BANDUNG, TEROPONGMEDIA.ID — Limbah rumah tangga seperti minyak jelantah bisa mengantarkan seorang mahasiswa menuju panggung inovasi tingkat internasional. Hal ini dibuktikan oleh mahasiswa Program Studi Sistem Informasi, Fakultas Sains dan Teknologi (FST) Universitas Airlangga (Unair), Mochammad Afzal Iftikharus Sadat Ramadhan.
Afzal, sapaan akrabnya, terpilih sebagai delegasi dalam ajang Global Youth Innovation Summit yang digelar di Singapura dan Malaysia. Tak hanya menjadi peserta, Afzal bersama timnya berhasil menyabet Juara 2 (2nd Place) dalam kategori SDGs Project Video dengan fokus pada isu lingkungan.
Karya inovatif mereka berjudul “Oil Chemy”, sebuah prototipe alat penampung minyak jelantah yang dilengkapi sistem barcode untuk menukarkan poin sebagai bentuk insentif.
“Kalau ada kesempatan, kenapa tidak dicoba? Banyak orang terlalu takut gagal, padahal mencoba adalah langkah awal menuju perubahan,” ujar Afzal, melansir laman kemdiktisaintek.
Minyak Jelantah Jadi Inovasi Berkelanjutan
Gagasan “Oil Chemy” tercetus dari keprihatinan terhadap tingginya volume limbah minyak goreng bekas di kota-kota besar, khususnya Jakarta. Menurut Afzal, hingga kini belum ada sistem nasional yang benar-benar efektif dalam mengelola dan mendaur ulang minyak jelantah.
Prototipe buatannya bukan hanya berfungsi sebagai tempat penampungan, tetapi juga terintegrasi dengan teknologi sederhana seperti QR Code yang dapat memuat sistem poin untuk pengguna. Tak berhenti di situ, rancangan tersebut disusun dalam format Business Model Canvas, lengkap dengan skema pengolahan ulang minyak menjadi sabun dan pengharum ruangan ramah lingkungan.
Kolaborasi Antar Generasi, Tantangan Sekaligus Pembelajaran
Dalam prosesnya, Afzal bekerja dalam tim lintas generasi yang terdiri dari lima anggota, termasuk siswa SMA yang belum akrab dengan konsep Sustainable Development Goals (SDGs). Tantangan komunikasi tersebut justru menjadi pelajaran berharga bagi Afzal.
“Saya harus belajar menjelaskan ulang konsep-konsep yang biasa digunakan di perkuliahan dengan cara yang lebih mudah dipahami. Ini bukan sekadar lomba, tapi proses pembelajaran dua arah,” ujarnya.
Ia mengaku banyak belajar mengenai komunikasi lintas usia dan cara menyederhanakan ide-ide kompleks agar bisa dimengerti semua kalangan.
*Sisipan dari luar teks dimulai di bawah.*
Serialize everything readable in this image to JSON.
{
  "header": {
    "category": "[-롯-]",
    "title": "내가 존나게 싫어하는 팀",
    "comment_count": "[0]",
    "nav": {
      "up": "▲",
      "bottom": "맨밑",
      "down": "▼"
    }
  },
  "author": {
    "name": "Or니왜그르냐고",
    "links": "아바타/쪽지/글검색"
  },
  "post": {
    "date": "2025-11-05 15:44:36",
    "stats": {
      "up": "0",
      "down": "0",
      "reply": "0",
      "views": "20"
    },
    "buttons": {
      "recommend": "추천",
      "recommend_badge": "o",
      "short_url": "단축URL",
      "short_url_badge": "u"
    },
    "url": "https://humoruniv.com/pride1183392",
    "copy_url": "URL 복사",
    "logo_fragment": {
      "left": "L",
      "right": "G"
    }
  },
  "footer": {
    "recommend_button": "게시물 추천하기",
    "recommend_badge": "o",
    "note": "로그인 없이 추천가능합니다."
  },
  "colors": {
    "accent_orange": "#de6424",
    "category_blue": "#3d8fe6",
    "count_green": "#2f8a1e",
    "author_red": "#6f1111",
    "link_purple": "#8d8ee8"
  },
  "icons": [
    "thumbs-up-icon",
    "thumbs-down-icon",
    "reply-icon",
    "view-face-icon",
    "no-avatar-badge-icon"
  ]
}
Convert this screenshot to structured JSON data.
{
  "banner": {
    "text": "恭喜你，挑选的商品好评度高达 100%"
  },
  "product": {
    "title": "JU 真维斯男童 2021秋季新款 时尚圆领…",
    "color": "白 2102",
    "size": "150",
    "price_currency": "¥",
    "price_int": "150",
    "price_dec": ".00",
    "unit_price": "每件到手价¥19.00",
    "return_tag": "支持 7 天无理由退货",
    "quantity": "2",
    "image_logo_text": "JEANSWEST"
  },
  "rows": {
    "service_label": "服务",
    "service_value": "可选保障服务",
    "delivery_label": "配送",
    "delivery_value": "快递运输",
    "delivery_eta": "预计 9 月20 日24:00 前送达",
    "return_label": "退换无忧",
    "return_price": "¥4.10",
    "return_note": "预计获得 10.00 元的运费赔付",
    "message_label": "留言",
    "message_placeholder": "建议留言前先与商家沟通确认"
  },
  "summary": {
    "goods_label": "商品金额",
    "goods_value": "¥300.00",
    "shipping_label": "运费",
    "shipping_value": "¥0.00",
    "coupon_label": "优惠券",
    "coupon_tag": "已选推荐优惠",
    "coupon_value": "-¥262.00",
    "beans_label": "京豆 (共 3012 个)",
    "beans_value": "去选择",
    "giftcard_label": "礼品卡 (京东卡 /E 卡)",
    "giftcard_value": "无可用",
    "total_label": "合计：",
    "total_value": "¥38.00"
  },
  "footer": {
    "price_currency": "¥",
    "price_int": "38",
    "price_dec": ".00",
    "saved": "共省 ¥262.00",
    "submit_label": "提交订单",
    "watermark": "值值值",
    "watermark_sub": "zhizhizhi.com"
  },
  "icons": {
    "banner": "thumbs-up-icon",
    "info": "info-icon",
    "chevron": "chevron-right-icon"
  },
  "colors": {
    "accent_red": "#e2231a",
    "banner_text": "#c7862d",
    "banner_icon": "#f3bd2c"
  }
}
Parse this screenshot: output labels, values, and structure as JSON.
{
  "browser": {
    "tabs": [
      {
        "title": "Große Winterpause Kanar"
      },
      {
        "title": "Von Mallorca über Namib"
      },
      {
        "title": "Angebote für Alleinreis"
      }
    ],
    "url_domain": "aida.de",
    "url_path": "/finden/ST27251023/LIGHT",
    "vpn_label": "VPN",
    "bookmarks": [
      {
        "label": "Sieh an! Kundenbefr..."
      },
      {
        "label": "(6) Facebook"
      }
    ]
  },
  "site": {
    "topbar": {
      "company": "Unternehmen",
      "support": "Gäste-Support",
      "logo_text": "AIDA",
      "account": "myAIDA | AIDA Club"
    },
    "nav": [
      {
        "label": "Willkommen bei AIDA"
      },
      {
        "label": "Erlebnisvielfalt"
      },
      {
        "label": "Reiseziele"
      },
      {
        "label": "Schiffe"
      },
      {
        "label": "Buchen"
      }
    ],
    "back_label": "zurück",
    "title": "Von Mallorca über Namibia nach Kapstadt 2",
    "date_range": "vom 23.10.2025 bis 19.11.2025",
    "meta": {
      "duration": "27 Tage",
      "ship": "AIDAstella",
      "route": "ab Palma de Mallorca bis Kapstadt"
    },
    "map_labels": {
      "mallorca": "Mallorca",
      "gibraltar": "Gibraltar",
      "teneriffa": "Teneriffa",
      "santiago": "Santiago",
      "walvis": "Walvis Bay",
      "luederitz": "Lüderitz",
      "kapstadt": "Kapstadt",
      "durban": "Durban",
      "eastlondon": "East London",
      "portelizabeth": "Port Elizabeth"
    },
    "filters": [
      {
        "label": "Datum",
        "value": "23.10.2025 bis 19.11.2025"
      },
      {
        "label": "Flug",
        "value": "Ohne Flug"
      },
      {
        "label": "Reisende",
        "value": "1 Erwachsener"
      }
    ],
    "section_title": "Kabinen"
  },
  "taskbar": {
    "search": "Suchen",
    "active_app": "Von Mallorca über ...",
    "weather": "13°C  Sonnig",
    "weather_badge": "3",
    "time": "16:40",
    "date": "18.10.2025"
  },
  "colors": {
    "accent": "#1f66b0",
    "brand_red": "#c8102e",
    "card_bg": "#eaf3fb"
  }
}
Tak hanya membawa pulang penghargaan, Afzal juga berhasil masuk dalam jajaran Top 10 Special Partial Funded Delegate, sebuah bentuk apresiasi terhadap dedikasi dan ide briliannya.
Baca Juga:
Shredtics, Inovasi Mahasiswa UM: Alat Cacah Plastik Portabel Ramah Lingkungan
Aromatic Book: Inovasi Mahasiswa UGM yang Gabungkan Aroma dan Buku untuk Tingkatkan Daya Ingat
Sebagai peserta yang baru pertama kali mengikuti ajang internasional, Afzal menekankan pentingnya keberanian untuk keluar dari zona nyaman. Ia belajar banyak keterampilan secara langsung, mulai dari presentasi, public speaking, hingga desain visual untuk menyampaikan ide secara efektif.
“Pengalaman ini bukan hanya soal menang, tapi bagaimana saya membentuk diri agar lebih siap menghadapi tantangan global di masa depan,” tutup Afzal.